Parallelization of a Subgrid Orographic Precipitation
Scheme in an MM5-based Regional Climate Model
L. Ruby Leung (1), John G. Michalakes (2), and Xindi Bian (1)
(1) Atmospheric Science and Global Change Resource,
Pacific Northwest National Laboratory,
Richland, WA 99352, USA
{ruby.leung, xindi.bian}@pnnl.gov
(2) Mathematics and Computer Science Division,
Argonne National Laboratory,
Argonne, IL 60439, USA
michalak@mcs.anl.gov
Regional Climate Models (RCMs) are practical downscaling tools to yield
regional climate information for assessing the impacts of climate
variability and change. The Pacific Northwest National Laboratory
(PNNL) RCM, based on the Penn State/NCAR Mesoscale Model (MM5),
features a novel subgrid treatment of orographic precipitation for
coupling climate, hydrologic, and ecologic processes at the watershed
scale. The parameterization aggregates subgrid variations of surface
topography into a finite number of surface elevation bands.
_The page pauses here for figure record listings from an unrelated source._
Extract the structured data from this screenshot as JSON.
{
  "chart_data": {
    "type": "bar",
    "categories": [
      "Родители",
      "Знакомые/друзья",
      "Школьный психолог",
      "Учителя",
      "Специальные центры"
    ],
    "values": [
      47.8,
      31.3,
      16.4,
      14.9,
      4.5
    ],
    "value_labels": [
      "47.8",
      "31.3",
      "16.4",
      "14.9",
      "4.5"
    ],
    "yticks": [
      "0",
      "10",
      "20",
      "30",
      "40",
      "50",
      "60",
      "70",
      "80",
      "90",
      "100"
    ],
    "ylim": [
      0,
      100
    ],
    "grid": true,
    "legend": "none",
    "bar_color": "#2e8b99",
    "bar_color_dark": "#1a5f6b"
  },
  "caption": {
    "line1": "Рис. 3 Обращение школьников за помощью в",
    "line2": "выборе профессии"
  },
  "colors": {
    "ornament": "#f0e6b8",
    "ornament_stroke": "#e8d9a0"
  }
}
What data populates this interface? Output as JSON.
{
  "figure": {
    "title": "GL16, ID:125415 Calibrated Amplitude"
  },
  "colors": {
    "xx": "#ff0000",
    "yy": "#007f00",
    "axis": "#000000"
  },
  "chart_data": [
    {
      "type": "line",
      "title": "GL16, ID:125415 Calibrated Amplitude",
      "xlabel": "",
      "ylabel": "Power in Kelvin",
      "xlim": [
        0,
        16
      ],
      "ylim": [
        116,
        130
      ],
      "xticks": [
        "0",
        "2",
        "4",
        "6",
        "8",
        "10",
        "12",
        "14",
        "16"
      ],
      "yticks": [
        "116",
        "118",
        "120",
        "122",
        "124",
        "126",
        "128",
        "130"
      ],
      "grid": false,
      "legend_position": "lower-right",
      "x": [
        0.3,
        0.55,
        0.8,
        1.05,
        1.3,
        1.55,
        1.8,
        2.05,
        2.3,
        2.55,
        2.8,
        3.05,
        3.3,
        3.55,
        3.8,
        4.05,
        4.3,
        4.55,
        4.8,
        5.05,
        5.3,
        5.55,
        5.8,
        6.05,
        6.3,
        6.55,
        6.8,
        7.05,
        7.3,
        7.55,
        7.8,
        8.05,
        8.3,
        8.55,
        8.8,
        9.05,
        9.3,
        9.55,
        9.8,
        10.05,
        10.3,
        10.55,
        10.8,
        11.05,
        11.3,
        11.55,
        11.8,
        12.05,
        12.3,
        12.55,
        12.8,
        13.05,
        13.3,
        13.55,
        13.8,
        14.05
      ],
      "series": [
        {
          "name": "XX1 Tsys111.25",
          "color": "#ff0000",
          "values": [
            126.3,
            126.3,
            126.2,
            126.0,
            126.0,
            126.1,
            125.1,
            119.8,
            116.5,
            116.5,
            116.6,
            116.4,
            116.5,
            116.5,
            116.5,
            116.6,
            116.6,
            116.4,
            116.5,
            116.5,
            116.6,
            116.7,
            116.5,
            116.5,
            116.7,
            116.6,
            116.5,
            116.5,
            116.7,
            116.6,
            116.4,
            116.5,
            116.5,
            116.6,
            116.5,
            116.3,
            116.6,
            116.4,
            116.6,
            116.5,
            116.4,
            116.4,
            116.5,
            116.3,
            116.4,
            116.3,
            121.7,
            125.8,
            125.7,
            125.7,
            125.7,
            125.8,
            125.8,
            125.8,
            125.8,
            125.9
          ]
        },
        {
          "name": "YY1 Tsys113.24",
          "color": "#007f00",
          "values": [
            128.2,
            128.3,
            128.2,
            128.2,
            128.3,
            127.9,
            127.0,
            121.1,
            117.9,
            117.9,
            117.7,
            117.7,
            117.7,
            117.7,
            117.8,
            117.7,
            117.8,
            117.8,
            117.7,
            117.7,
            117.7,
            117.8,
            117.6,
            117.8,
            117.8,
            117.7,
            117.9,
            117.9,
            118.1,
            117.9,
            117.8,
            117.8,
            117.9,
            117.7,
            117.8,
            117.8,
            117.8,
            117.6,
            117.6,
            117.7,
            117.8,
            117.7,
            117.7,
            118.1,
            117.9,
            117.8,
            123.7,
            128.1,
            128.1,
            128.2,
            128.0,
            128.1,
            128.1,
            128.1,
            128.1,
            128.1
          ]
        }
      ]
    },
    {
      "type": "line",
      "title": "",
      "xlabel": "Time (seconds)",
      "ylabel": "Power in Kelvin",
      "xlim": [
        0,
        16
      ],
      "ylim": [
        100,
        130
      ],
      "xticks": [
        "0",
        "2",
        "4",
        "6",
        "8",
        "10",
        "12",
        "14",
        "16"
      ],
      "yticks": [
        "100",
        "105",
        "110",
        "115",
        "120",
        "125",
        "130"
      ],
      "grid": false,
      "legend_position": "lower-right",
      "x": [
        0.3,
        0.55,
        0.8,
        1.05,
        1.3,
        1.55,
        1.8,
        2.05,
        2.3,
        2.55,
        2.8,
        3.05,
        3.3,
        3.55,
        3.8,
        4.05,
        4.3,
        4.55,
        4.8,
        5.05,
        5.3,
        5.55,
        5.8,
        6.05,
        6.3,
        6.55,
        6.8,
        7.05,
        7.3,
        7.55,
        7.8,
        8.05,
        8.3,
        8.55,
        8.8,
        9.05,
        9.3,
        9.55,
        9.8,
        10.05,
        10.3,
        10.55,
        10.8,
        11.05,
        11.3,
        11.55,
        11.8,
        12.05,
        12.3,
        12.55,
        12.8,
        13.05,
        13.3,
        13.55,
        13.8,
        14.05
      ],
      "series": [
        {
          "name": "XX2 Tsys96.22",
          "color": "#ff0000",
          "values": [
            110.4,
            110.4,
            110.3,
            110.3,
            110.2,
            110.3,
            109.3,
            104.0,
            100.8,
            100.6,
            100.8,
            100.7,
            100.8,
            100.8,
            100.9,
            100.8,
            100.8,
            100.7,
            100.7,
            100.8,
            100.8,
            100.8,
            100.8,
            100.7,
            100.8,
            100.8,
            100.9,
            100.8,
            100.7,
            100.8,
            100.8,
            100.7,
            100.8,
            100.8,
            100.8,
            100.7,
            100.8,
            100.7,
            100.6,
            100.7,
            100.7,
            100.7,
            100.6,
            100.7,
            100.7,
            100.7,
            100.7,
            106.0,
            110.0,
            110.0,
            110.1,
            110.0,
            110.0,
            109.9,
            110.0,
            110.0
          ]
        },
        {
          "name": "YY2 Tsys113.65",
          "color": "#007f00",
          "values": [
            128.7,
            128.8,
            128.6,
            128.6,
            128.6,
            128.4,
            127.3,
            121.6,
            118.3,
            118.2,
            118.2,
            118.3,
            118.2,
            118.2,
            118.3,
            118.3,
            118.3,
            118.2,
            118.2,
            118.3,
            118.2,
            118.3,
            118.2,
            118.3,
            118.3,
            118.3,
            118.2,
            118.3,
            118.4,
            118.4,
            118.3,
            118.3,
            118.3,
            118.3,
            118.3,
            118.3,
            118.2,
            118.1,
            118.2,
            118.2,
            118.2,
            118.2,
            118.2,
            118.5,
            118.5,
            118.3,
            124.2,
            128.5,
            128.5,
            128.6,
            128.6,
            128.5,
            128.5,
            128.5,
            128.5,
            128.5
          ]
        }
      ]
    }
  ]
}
An airflow
model and a thermodynamic model are used to parameterize the orographic
uplift/descent as air parcels cross over mountain barriers or valleys.
The parameterization has significant performance advantages over
nesting to achieve comparable resolution of climate information;
however, previous implementations of the subgrid scheme required
significant modification to the host MM5 model, prohibiting its
incorporation within the NCAR-supported community version of MM5. With
this effort, software engineering challenges have been addressed to
incorporate, parallelize, and load-balance the PNNL subgrid scheme with
minimum changes to MM5. The result is an efficient, maintainable tool
for regional climate simulation and a step forward in the development
of an MM5-based community regional climate model.